As I might have mentioned she has become a gym rat, so mon-thursday I get home from work and she is at the gym and comes home an hour after I get home. She then plops on the couch with her laptop and falls asleep there. Saturday she goes to gym in the morning and later in the night goes to one of the girls places. its very normal to leave at 7:30 and earliest she gets home is 1am sometimes 5am. I have told her we need time together and set up date night. I remind her a few days before. On day of date she states her friends invited her over and do I mind if she goes. I mention we had plans for say a movie and she will say "can we go tomorrow?" If I say yes then she goes and then next day movie gets blown off as there is things that has to be done. If I decline her going to friends she sabotages the night. Example we had a movie in mind she will say she doesn't feel like that movie or any other movie. I say what about dinner? she says no she doesn't want to spend the money. She proceeds to poo poo all my ideas, we end up sitting in doing nothing and she makes sure I am miserable.

OP mentioned to me if she goesout then I should do it.
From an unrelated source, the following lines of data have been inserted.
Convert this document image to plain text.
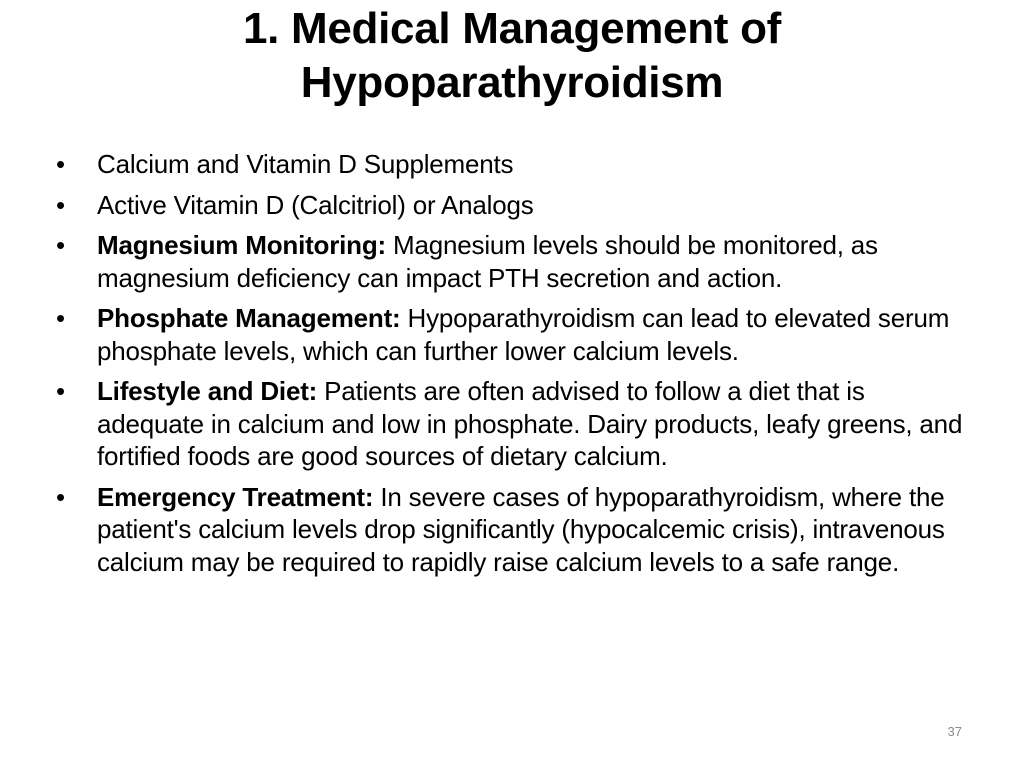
1. Medical Management of
Hypoparathyroidism
• Calcium and Vitamin D Supplements
• Active Vitamin D (Calcitriol) or Analogs
• Magnesium Monitoring: Magnesium levels should be monitored, as magnesium deficiency can impact PTH secretion and action.
• Phosphate Management: Hypoparathyroidism can lead to elevated serum phosphate levels, which can further lower calcium levels.
• Lifestyle and Diet: Patients are often advised to follow a diet that is adequate in calcium and low in phosphate. Dairy products, leafy greens, and fortified foods are good sources of dietary calcium.
• Emergency Treatment: In severe cases of hypoparathyroidism, where the patient's calcium levels drop significantly (hypocalcemic crisis), intravenous calcium may be required to rapidly raise calcium levels to a safe range.
37
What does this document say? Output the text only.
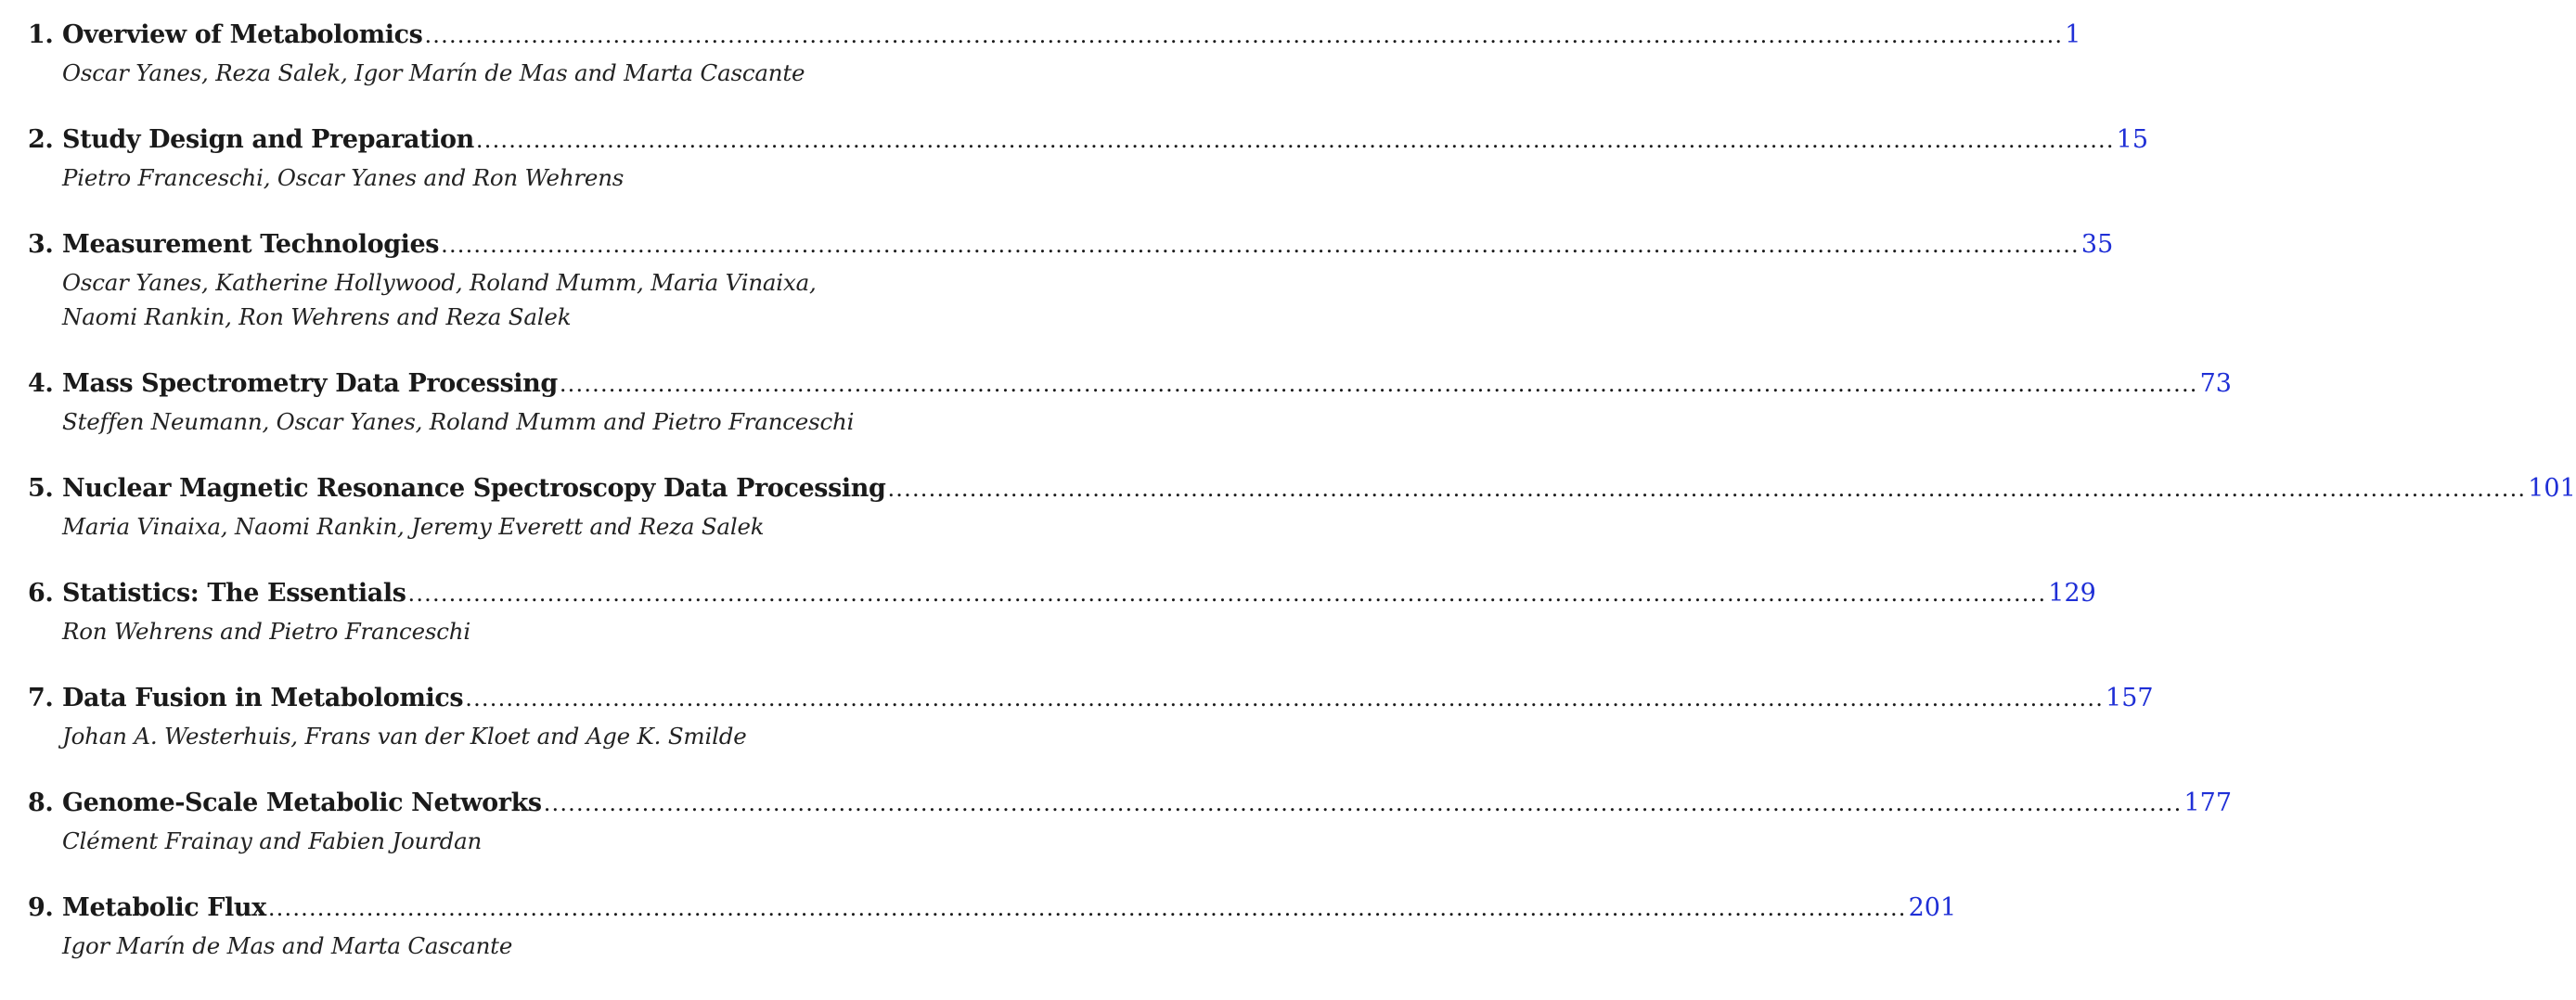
1. Overview of Metabolomics ........................................................................................................................................................................................................ 1
Oscar Yanes, Reza Salek, Igor Marín de Mas and Marta Cascante
2. Study Design and Preparation ........................................................................................................................................................................................................ 15
Pietro Franceschi, Oscar Yanes and Ron Wehrens
3. Measurement Technologies ........................................................................................................................................................................................................ 35
Oscar Yanes, Katherine Hollywood, Roland Mumm, Maria Vinaixa,
Naomi Rankin, Ron Wehrens and Reza Salek
4. Mass Spectrometry Data Processing ........................................................................................................................................................................................................ 73
Steffen Neumann, Oscar Yanes, Roland Mumm and Pietro Franceschi
5. Nuclear Magnetic Resonance Spectroscopy Data Processing ........................................................................................................................................................................................................ 101
Maria Vinaixa, Naomi Rankin, Jeremy Everett and Reza Salek
6. Statistics: The Essentials ........................................................................................................................................................................................................ 129
Ron Wehrens and Pietro Franceschi
7. Data Fusion in Metabolomics ........................................................................................................................................................................................................ 157
Johan A. Westerhuis, Frans van der Kloet and Age K. Smilde
8. Genome-Scale Metabolic Networks ........................................................................................................................................................................................................ 177
Clément Frainay and Fabien Jourdan
9. Metabolic Flux ........................................................................................................................................................................................................ 201
Igor Marín de Mas and Marta Cascante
We moved to an area where I don't know anyone. My friends from my old city are all married with children and don't have time to hang out or have other plans.


----------



## murphy5 (May 1, 2014)

lost 140 lbs, still no sex, plays with "female friends"?

At he "gym" all day AND weekends, blows of any date you set up?

It could be a whole lot of things guys. THey may have a F BUddy on the side, they may have become lesbian, they may have become totally LD and the thought of sex with you is as distant as pluto, they may have checked out of the relationship and don't want to be bothered, they may just innocently have become jerks. 

I guess if I was being disrespected that much by my wife, I would do a lot of snooping.  If I found nothing a week or two later, I would sit her down and say "hey, our marriage has hit rock bottom and you do not seem to notice. If we can not improve it immediately, I will be leaving...." and see what she DOES about it. 

If no action on her part, I would start the divorce, or maybe join a monastery to at least make my sexual abstinence mean something spiritual.


----------



## ReidWright (May 15, 2014)

any kids? I'd assume no, or else she's very neglectful of them too.

how's your weight? why haven't you joined her at the gym? why did she decide to lose that weight?

you've talked to her 4 or 5 times, and she ignores you because there are no consequences for her.

I'd check for an affair (follow her to the gym, var in car, keylogger, etc), and if nothing in a few weeks, tell her you need to see some improvement (twice a week), or that she'll agree it's a problem and will go to counseling starting now. 

It could be a medical issue too, so a complete physical is needed. Is she on antidepressants? birth control? etc?

If talking to her hasn't helped, I doubt her reading your messages here would help.


----------



## murphy5 (May 1, 2014)

no, not hoping for here. But I DO hope she is hitting up marriage and sex sites to figure out how to get her libido up! She has the notion that "it is normal" to seldom have sex as an older couple. I keep telling her that quaint notion is WRONG.


----------